Key 3 is not intended to negate the importance of nutritional stabilization; this is addressed in another key. It does make clear that solely addressing the food, in the absence of exploring other psychological issues misses the mark. We can talk about food all day, every day, for a year and not see someone truly progress toward recovery. Someone can restore his or her weight, but if he or she hasn’t explored what was underneath the restricting and weight loss there is a good chance recovery will be short-lived. We need to understand what function or set of functions a person’s eating disorder has served. As clinicians, we have to identify these functions in order to help our clients get their needs met in more adaptive ways. A conversation about kale will only get you so far. Only discussing donuts can be a dead end.

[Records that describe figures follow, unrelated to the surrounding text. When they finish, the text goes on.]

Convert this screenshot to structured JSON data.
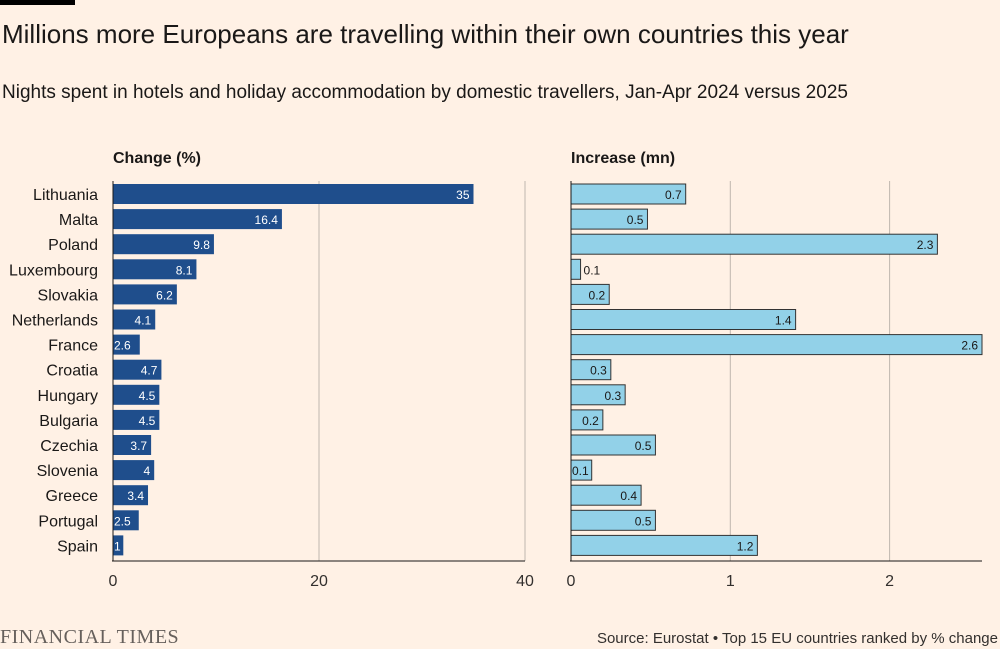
{
  "header": {
    "title": "Millions more Europeans are travelling within their own countries this year",
    "subtitle": "Nights spent in hotels and holiday accommodation by domestic travellers, Jan-Apr 2024 versus 2025"
  },
  "footer": {
    "logo": "FINANCIAL TIMES",
    "source": "Source: Eurostat • Top 15 EU countries ranked by % change"
  },
  "colors": {
    "background": "#fff1e5",
    "bar_left": "#1f4e8c",
    "bar_right": "#92d1e8",
    "bar_outline": "#333333",
    "grid": "#bfb7ae"
  },
  "chart_data": [
    {
      "type": "bar",
      "orientation": "horizontal",
      "title": "Change (%)",
      "categories": [
        "Lithuania",
        "Malta",
        "Poland",
        "Luxembourg",
        "Slovakia",
        "Netherlands",
        "France",
        "Croatia",
        "Hungary",
        "Bulgaria",
        "Czechia",
        "Slovenia",
        "Greece",
        "Portugal",
        "Spain"
      ],
      "values": [
        35,
        16.4,
        9.8,
        8.1,
        6.2,
        4.1,
        2.6,
        4.7,
        4.5,
        4.5,
        3.7,
        4,
        3.4,
        2.5,
        1
      ],
      "labels": [
        "35",
        "16.4",
        "9.8",
        "8.1",
        "6.2",
        "4.1",
        "2.6",
        "4.7",
        "4.5",
        "4.5",
        "3.7",
        "4",
        "3.4",
        "2.5",
        "1"
      ],
      "xlim": [
        0,
        40
      ],
      "ticks": [
        0,
        20,
        40
      ],
      "tick_labels": [
        "0",
        "20",
        "40"
      ]
    },
    {
      "type": "bar",
      "orientation": "horizontal",
      "title": "Increase (mn)",
      "categories": [
        "Lithuania",
        "Malta",
        "Poland",
        "Luxembourg",
        "Slovakia",
        "Netherlands",
        "France",
        "Croatia",
        "Hungary",
        "Bulgaria",
        "Czechia",
        "Slovenia",
        "Greece",
        "Portugal",
        "Spain"
      ],
      "values": [
        0.72,
        0.48,
        2.3,
        0.06,
        0.24,
        1.41,
        2.58,
        0.25,
        0.34,
        0.2,
        0.53,
        0.13,
        0.44,
        0.53,
        1.17
      ],
      "labels": [
        "0.7",
        "0.5",
        "2.3",
        "0.1",
        "0.2",
        "1.4",
        "2.6",
        "0.3",
        "0.3",
        "0.2",
        "0.5",
        "0.1",
        "0.4",
        "0.5",
        "1.2"
      ],
      "xlim": [
        0,
        2.58
      ],
      "ticks": [
        0,
        1,
        2
      ],
      "tick_labels": [
        "0",
        "1",
        "2"
      ]
    }
  ]
}
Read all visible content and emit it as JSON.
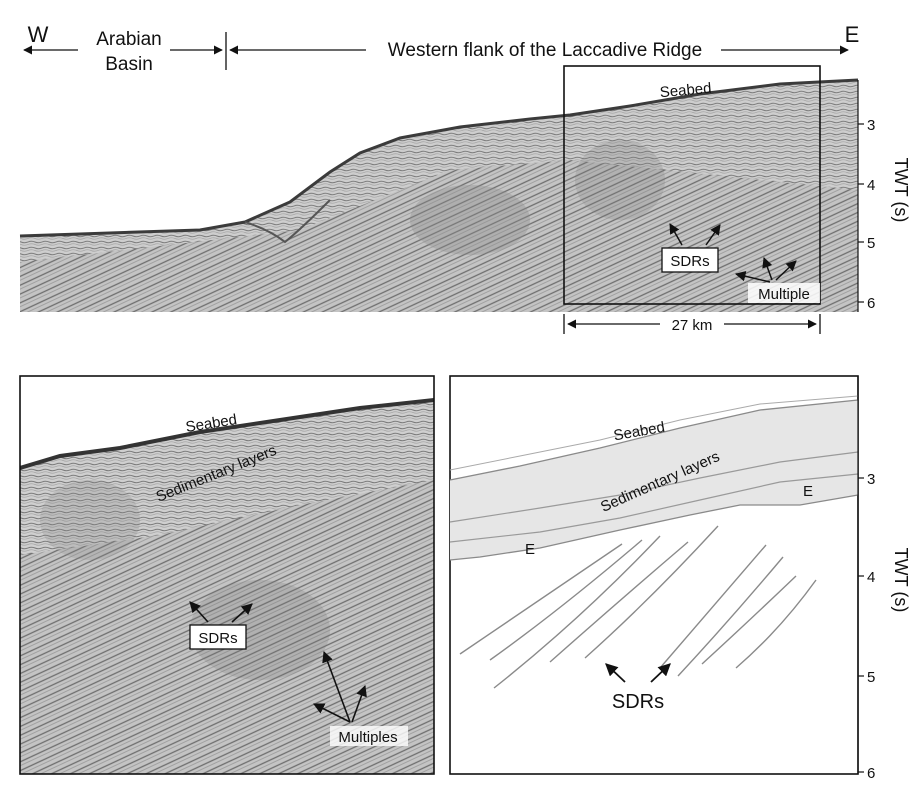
{
  "top": {
    "west": "W",
    "east": "E",
    "basin_line1": "Arabian",
    "basin_line2": "Basin",
    "ridge": "Western flank of the Laccadive Ridge",
    "seabed": "Seabed",
    "sdrs": "SDRs",
    "multiple": "Multiple",
    "scale": "27 km",
    "twt_label": "TWT (s)",
    "twt_ticks": [
      "3",
      "4",
      "5",
      "6"
    ]
  },
  "bottom_left": {
    "seabed": "Seabed",
    "sedimentary": "Sedimentary layers",
    "sdrs": "SDRs",
    "multiples": "Multiples"
  },
  "bottom_right": {
    "seabed": "Seabed",
    "sedimentary": "Sedimentary layers",
    "e_left": "E",
    "e_right": "E",
    "sdrs": "SDRs",
    "twt_label": "TWT (s)",
    "twt_ticks": [
      "3",
      "4",
      "5",
      "6"
    ]
  },
  "colors": {
    "seismic_light": "#d9d9d9",
    "seismic_dark": "#5a5a5a",
    "sediment_fill": "#e6e6e6",
    "interpretation_line": "#888888"
  }
}
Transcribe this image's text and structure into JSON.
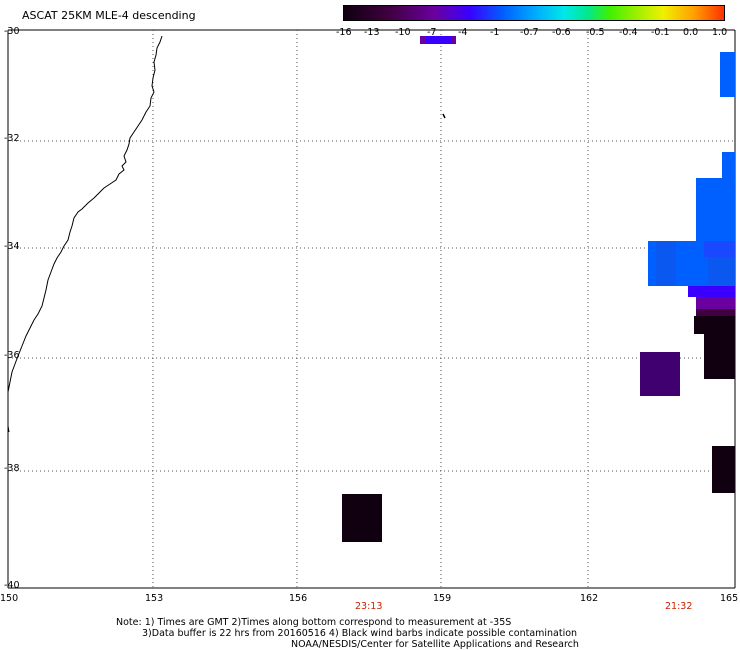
{
  "title": "ASCAT 25KM MLE-4 descending",
  "colorbar": {
    "labels": [
      "-16",
      "-13",
      "-10",
      "-7",
      "-4",
      "-1",
      "-0.7",
      "-0.6",
      "-0.5",
      "-0.4",
      "-0.1",
      "0.0",
      "1.0"
    ],
    "colors": [
      "#100010",
      "#400040",
      "#6a00a0",
      "#3a00ff",
      "#0060ff",
      "#00a8ff",
      "#00e8e8",
      "#00e890",
      "#40f000",
      "#a8f000",
      "#f0f000",
      "#ffa000",
      "#ff3000"
    ]
  },
  "axes": {
    "lat_labels": [
      "-30",
      "-32",
      "-34",
      "-36",
      "-38",
      "-40"
    ],
    "lon_labels": [
      "150",
      "153",
      "156",
      "159",
      "162",
      "165"
    ]
  },
  "pass_times": [
    "23:13",
    "21:32"
  ],
  "notes": [
    "Note: 1) Times are GMT 2)Times along bottom correspond to measurement at -35S",
    "3)Data buffer is 22 hrs from 20160516 4) Black wind barbs indicate possible contamination",
    "NOAA/NESDIS/Center for Satellite Applications and Research"
  ],
  "map_layers": [
    "coastline",
    "graticule"
  ]
}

One assignment that Carolyn and Gwen discuss in the 8 Keys book, which Carolyn had initially written about in her first edition of Your Dieting Daughter, is the “Real Issues” assignment. There is a list of 13 proposed issues to provide a jumping off point for clients to delve into what’s really going on underneath their fear of food or their over-attachment to it. This list covers the basic categories and can help a therapist determine what therapeutic modality might best address what’s going on. Is there a need for more psychodynamic work? Family systems? Existential? Feminist theory? Narrative therapy? ACT? DBT? Perhaps some specific trauma work needs to happen via CPT or EMDR? All the while we continue to utilize the CBT techniques as I’ve previously discussed.

It’s not just about the food. This makes this work exciting, ever changing, always challenging and forever interesting. It is also what makes an individual’s recovery unique and lasting.